Grün googeln: Darum kosten selbst simple Suchanfragen Energie
Warum eine Suchanfrage Strom, Wasser und weitere Ressourcen kostet
Ein schneller Klick, die passende Antwort in Sekunden: was einfach erscheint, ist ein technisch komplexer Vorgang. Eine Suchanfrage wird nicht lokal beantwortet, sondern in global verteilten Rechenzentren verarbeitet. Dabei durchsuchen Rechenzentren in Sekundenbruchteilen Milliarden gespeicherter Webseiten, ordnen die Treffer nach Relevanz, berücksichtigen Standort, Sprache und bisheriges Suchverhalten und liefern die Ergebnisse über globale Datennetze an das Endgerät aus. Diese Infrastruktur läuft rund um die Uhr, benötigt Strom für Rechenleistung, Energie und Wasser für Kühlung sowie Ressourcen für Bau und Erneuerung der Hardware.

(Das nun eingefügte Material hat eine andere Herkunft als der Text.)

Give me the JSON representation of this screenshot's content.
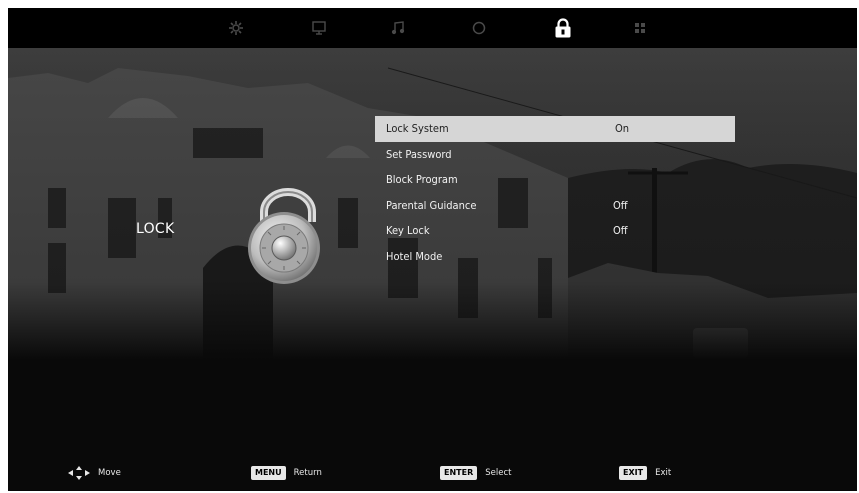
{
  "tabs": [
    {
      "icon": "gear-icon",
      "active": false
    },
    {
      "icon": "monitor-icon",
      "active": false
    },
    {
      "icon": "music-note-icon",
      "active": false
    },
    {
      "icon": "circle-icon",
      "active": false
    },
    {
      "icon": "lock-icon",
      "active": true
    },
    {
      "icon": "grid-icon",
      "active": false
    }
  ],
  "page": {
    "title": "LOCK"
  },
  "menu": {
    "items": [
      {
        "label": "Lock System",
        "value": "On",
        "selected": true
      },
      {
        "label": "Set Password",
        "value": ""
      },
      {
        "label": "Block Program",
        "value": ""
      },
      {
        "label": "Parental Guidance",
        "value": "Off"
      },
      {
        "label": "Key Lock",
        "value": "Off"
      },
      {
        "label": "Hotel Mode",
        "value": ""
      }
    ]
  },
  "footer": {
    "move": {
      "label": "Move",
      "icon": "dpad-icon"
    },
    "menu": {
      "key": "MENU",
      "label": "Return"
    },
    "enter": {
      "key": "ENTER",
      "label": "Select"
    },
    "exit": {
      "key": "EXIT",
      "label": "Exit"
    }
  }
}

Der Energieverbrauch pro Suchanfrage lässt sich nur annäherungsweise angeben. Je nach Quelle, Auslastung und Suchtyp bewegen sich seriöse Schätzungen zwischen 0,02 und 0,3 Wattstunden pro Anfrage. Die Zahl wirkt gering, entfaltet aber Wirkung durch Skalierung. Weltweit werden täglich Milliarden Suchanfragen gestellt. Rechenzentren insgesamt sind inzwischen für rund 1 bis 1,5 Prozent des globalen Stromverbrauchs verantwortlich – mit steigender Tendenz. Insbesondere KI-gestützte Suchfunktionen fallen ins Gewicht, da sie deutlich mehr Rechenleistung benötigen als klassische Textanfragen.
Suchanfragen tauchen selten in Nachhaltigkeitsberichten auf, können aber trotzdem Teil des ökologischen Fußabdruckes sein.
Vergleich 1: Ökologisches Geschäftsmodell vs. Technologische Dominanz
Ecosia unterscheidet sich weniger durch die Suchtechnik als durch den Zweck dahinter. Die Ergebnisse basieren überwiegend auf Microsofts Infrastruktur, die Werbeeinnahmen fließen jedoch in Aufforstungsprojekte. Ecosia betreibt eigene Solaranlagen und veröffentlicht monatliche Finanzberichte. Der Vorteil: hohe Transparenz und klare ökologische Zielsetzung. Der Nachteil hingegen sind eine geringere Funktionsvielfalt bei sehr spezialisierten oder technischen Recherchen.
Google steht für maximale Leistungsfähigkeit und Effizienz. Der Konzern investiert nach eigenen Angaben massiv in erneuerbare Energien und bilanziert klimaneutral. Gleichzeitig ist das Geschäftsmodell daten- und werbegetrieben, der Rechenaufwand steigt durch KI-Features weiter an.
Vergleich 2: Transparenz vs. Komfort
Ecosia legt offen, wie Einnahmen verwendet werden und welche Projekte finanziert werden. Google bietet dafür Gewohnheit, Geschwindigkeit und Integration in bestehende Arbeitsprozesse. Für Unternehmen kann sich die Frage stellen: Wo ist Transparenz wichtiger als Bequemlichkeit?
Vergleich 3: Abhängigkeit von Infrastruktur vs. eigene Steuerung
Bing bildet das technische Rückgrat vieler Alternativen. Microsoft verfolgt ambitionierte Klimaziele bis hin zu negativen Emissionen. Dennoch bleibt die ökologische Wirkung stark an Konzernentscheidungen gebunden. Grüne Anbieter sind oft abhängig von dieser Infrastruktur, gewinnen aber Gestaltungsspielraum beim Einsatz der Erlöse.
Was Nachhaltigkeitsverantwortliche daraus für ihr Unternehmen ableiten können
Ein Wechsel der Standardsuchmaschine senkt Emissionen nicht automatisch. Der Effekt pro Mitarbeitendem ist begrenzt. In großen Organisationen mit tausenden täglichen Suchanfragen entsteht dennoch ein messbarer Beitrag, vor allem aber wird ein Signal nach innen und außen getragen. „Grün googeln“ kann ein niederschwelliger Einstieg in digitale Nachhaltigkeit sein, der ohne Produktivitätsverlust umsetzbar ist.
Nachhaltigkeitsverantwortliche können so für die Mitarbeitenden digitale Alltagsprozesse sichtbarer machen, klare Kriterien für die Tool-Auswahl definieren und gelichzeitig glaubwürdig kommunizieren.